/udpos

Universal Dependencies datasets preprocess and autodownloads.

Primary LanguagePythonCreative Commons Zero v1.0 UniversalCC0-1.0

udpos

Universal Dependencies (UD) datasets converter and autodownloads sources.

About

This repository contains UD preprocessed datasets for Part of Speech (POS) tasks. The datasets are converted from .conllu to .txt format. They can be downloaded using the torch.datasets.sequence_tagging.SequenceTaggingDataset class, just change the urls to the dataset of your choice.

Example

The datasets follows the orginal template from the Universal Dependencies English Treebank, available here. Create your custom UDPOS dataset using the language of your choice. Replace the urls and saving directory dirname to extract the downloaded files. That's it !

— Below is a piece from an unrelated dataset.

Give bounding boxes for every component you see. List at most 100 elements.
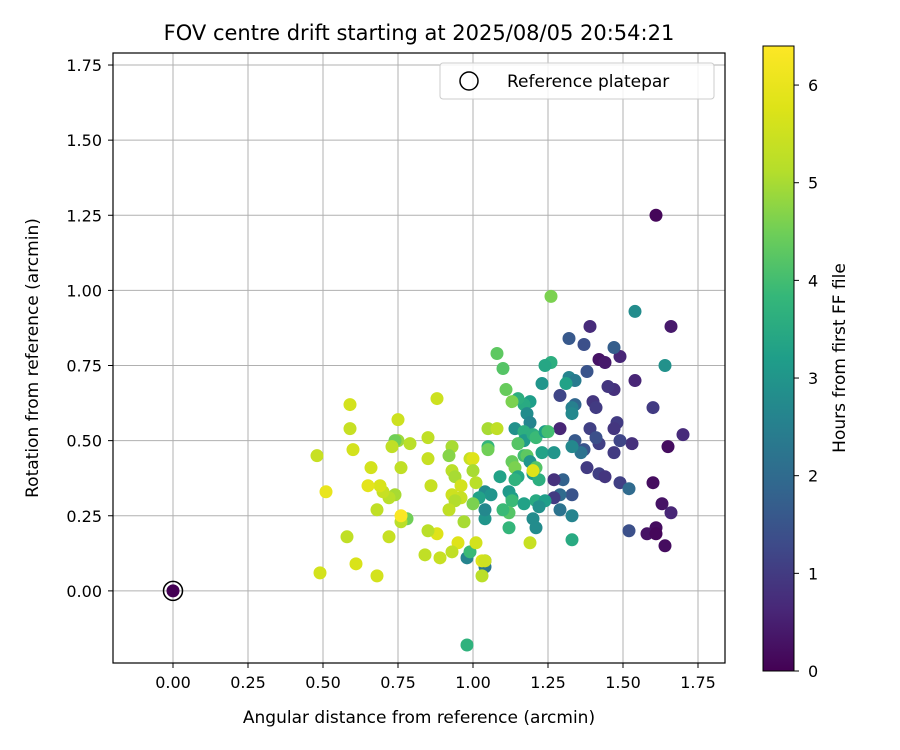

from torchtext.datasets import SequenceTaggingDataset

class UDPOSFR(SequenceTaggingDataset):
    # Universal Dependencies French Web Treebank.
    # Download original at http://universaldependencies.org/
    # License: http://creativecommons.org/licenses/by-sa/4.0/
    urls = ['https://github.com/arthurdjn/udpos/raw/master/data/fr-gsd-ud-15032020.zip'] # change to the dataset of your choice
    dirname = 'fr-gsd-ud'  # don't forget to change me too !
    name = 'udpos'         # not obligatory to change here

    @classmethod
    def splits(cls, fields, root=".data", 
               train="fr_gsd-ud-dev.txt",
               validation="fr_gsd-ud-dev.txt",
               test="fr_gsd-ud-dev.txt", **kwargs):
        """Downloads and loads the Universal Dependencies Version 2 POS Tagged
        data.
        """

        return super(UDPOSFR, cls).splits(
            fields=fields, root=root, train=train, validation=validation,
            test=test, **kwargs)

Then,

from torchtext import data
import UDPOSFR

TEXT = data.Field(lower = True)
LEMMATIZED = data.Field(unk_token = None)
UD_TAGS = data.Field(unk_token = None)
fields = (("text", TEXT), ("lemmatized", LEMMATIZED), ("udtags", UD_TAGS))

# Load the UD french dataset
train_data, eval_data, test_data = UDPOSFR.splits(fields)

Convert your own dataset

If you want to use a dataset that is not saved under the data/ folder, you can still use the conllu2txt(filename) function, in utils/. It will preprocess the original dataset into a ready-to-use one with PyTorch.

Source

Original datasets available at Universal Dependencies repository and on their official website. All rights reserved to Universal Dependencies.